One file, everything inlined
Choosing Export → HTML file from the designer's top bar generates one document and downloads it straight to your machine. There are no sidecar files, no assets/ folder, and no external requests to fetch:
- Styles are inlined. A small base stylesheet lives in a single
<style>block (fonts, colors, resets), and every element carries its own inlinestyleattribute resolved from your theme and per-breakpoint settings. There is no external CSS file to link. - The theme is baked in. Your palette and typography — background, foreground, primary color, heading and body fonts — are resolved to concrete values at export time and written directly into the markup.
- Images travel with the page when they were uploaded as inline assets (data URLs); externally-hosted images stay as their original URLs.
- The title and description from the page settings are written into
<title>and, when set, a meta description plusog:description. See SEO & metadata.
Sections render in order, each wrapped with the same outer and inner spacing the editor uses, so the exported page keeps its visual rhythm. Nodes you have flagged as hidden are dropped entirely from the output.

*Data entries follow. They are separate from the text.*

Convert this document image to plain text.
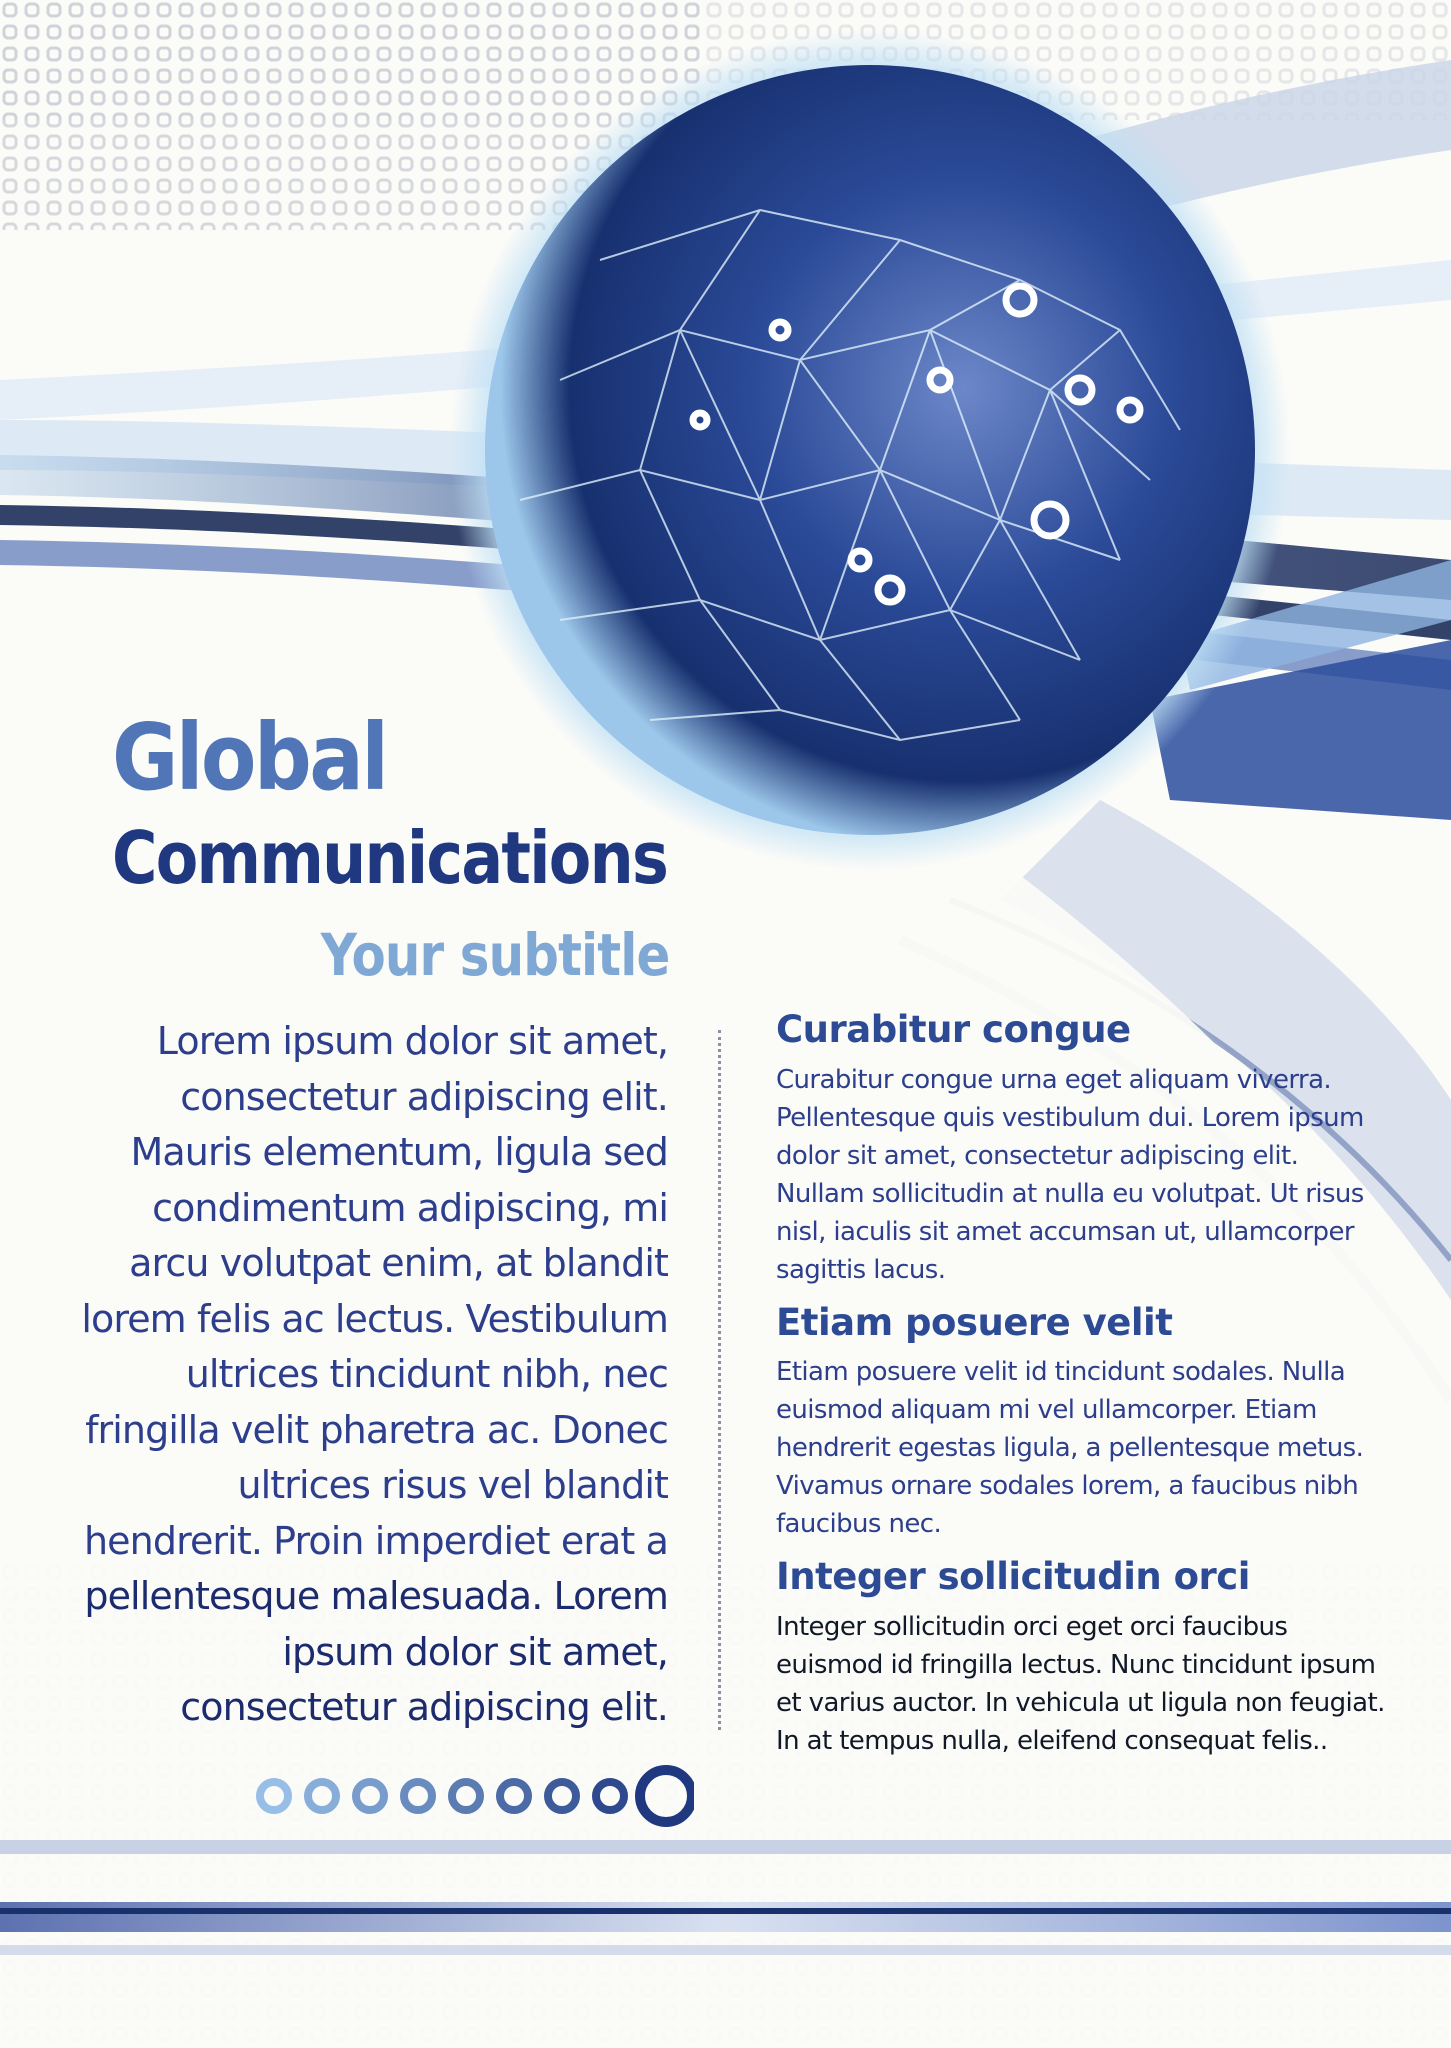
Global
Communications
Your subtitle
Lorem ipsum dolor sit amet,
consectetur adipiscing elit.
Mauris elementum, ligula sed
condimentum adipiscing, mi
arcu volutpat enim, at blandit
lorem felis ac lectus. Vestibulum
ultrices tincidunt nibh, nec
fringilla velit pharetra ac. Donec
ultrices risus vel blandit
hendrerit. Proin imperdiet erat a
pellentesque malesuada. Lorem
ipsum dolor sit amet,
consectetur adipiscing elit.
Curabitur congue

Curabitur congue urna eget aliquam viverra.
Pellentesque quis vestibulum dui. Lorem ipsum
dolor sit amet, consectetur adipiscing elit.
Nullam sollicitudin at nulla eu volutpat. Ut risus
nisl, iaculis sit amet accumsan ut, ullamcorper
sagittis lacus.

Etiam posuere velit

Etiam posuere velit id tincidunt sodales. Nulla
euismod aliquam mi vel ullamcorper. Etiam
hendrerit egestas ligula, a pellentesque metus.
Vivamus ornare sodales lorem, a faucibus nibh
faucibus nec.

Integer sollicitudin orci

Integer sollicitudin orci eget orci faucibus
euismod id fringilla lectus. Nunc tincidunt ipsum
et varius auctor. In vehicula ut ligula non feugiat.
In at tempus nulla, eleifend consequat felis..
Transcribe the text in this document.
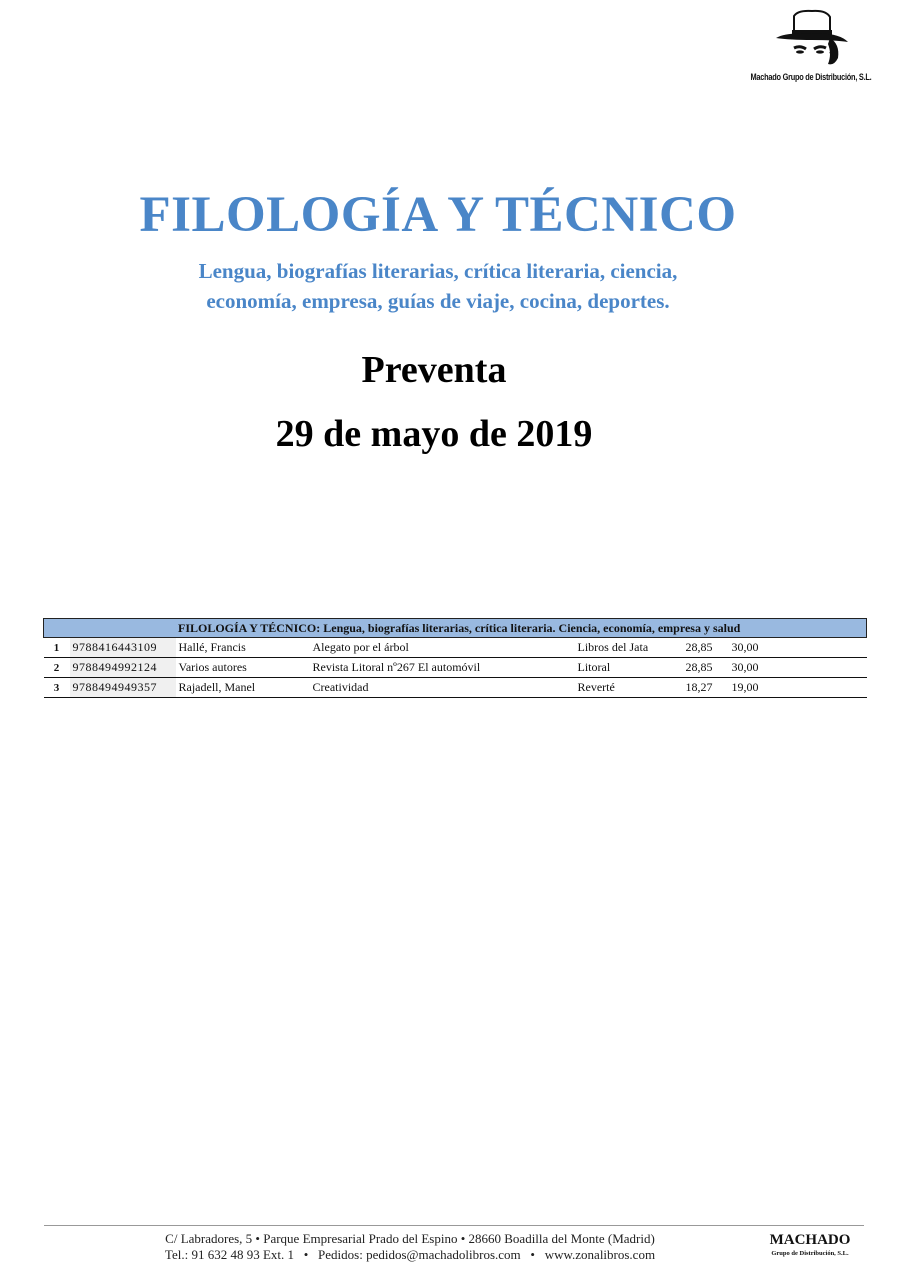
Machado Grupo de Distribución, S.L.
FILOLOGÍA Y TÉCNICO
Lengua, biografías literarias, crítica literaria, ciencia,
economía, empresa, guías de viaje, cocina, deportes.
Preventa
29 de mayo de 2019
FILOLOGÍA Y TÉCNICO: Lengua, biografías literarias, crítica literaria. Ciencia, economía, empresa y salud						
1	9788416443109	Hallé, Francis	Alegato por el árbol	Libros del Jata	28,85	30,00
2	9788494992124	Varios autores	Revista Litoral nº267 El automóvil	Litoral	28,85	30,00
3	9788494949357	Rajadell, Manel	Creatividad	Reverté	18,27	19,00
C/ Labradores, 5 • Parque Empresarial Prado del Espino • 28660 Boadilla del Monte (Madrid)
Tel.: 91 632 48 93 Ext. 1   •   Pedidos: pedidos@machadolibros.com   •   www.zonalibros.com
MACHADO
Grupo de Distribución, S.L.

Limitations: display-only off-platform
The exported file is a faithful visual copy of your page. It is not a working FlowRunner app. The single most important thing to understand:
WARNING
Forms in an exported HTML file are display-only. The fields render — text inputs, selects, checkboxes, file pickers, buttons — but there is no FlowRunner backend behind them. A submission has nowhere to go unless you wire the form's action up to your own endpoint. No flow runs, no submission is stored, no email is sent.
More precisely, off the platform:
- No flow runtime. The "run a flow on submit" wiring only exists inside FlowRunner. An exported page cannot trigger it.
- No submission storage. Submissions and uploads are FlowRunner features; a static file has no database.
- No conditional logic. Show/hide rules are evaluated in the browser by the live runtime. The exporter emits every node unconditionally, so conditional visibility is not applied in the static file.
- Limited interactivity. Some components degrade to their simplest native form — an Accordion becomes native
<details>blocks, Tabs render as a static label row. There is no JavaScript bundled to power richer behavior.
When to use it
The HTML export is ideal for a static marketing page, landing page, or brochure where the content is the point and any form is a link-out or wired to a third-party endpoint. If you need working forms, stored submissions, or flows, either serve the page on FlowRunner itself (see Publish & share) or reach for the Next.js export, which gives you a full app to extend.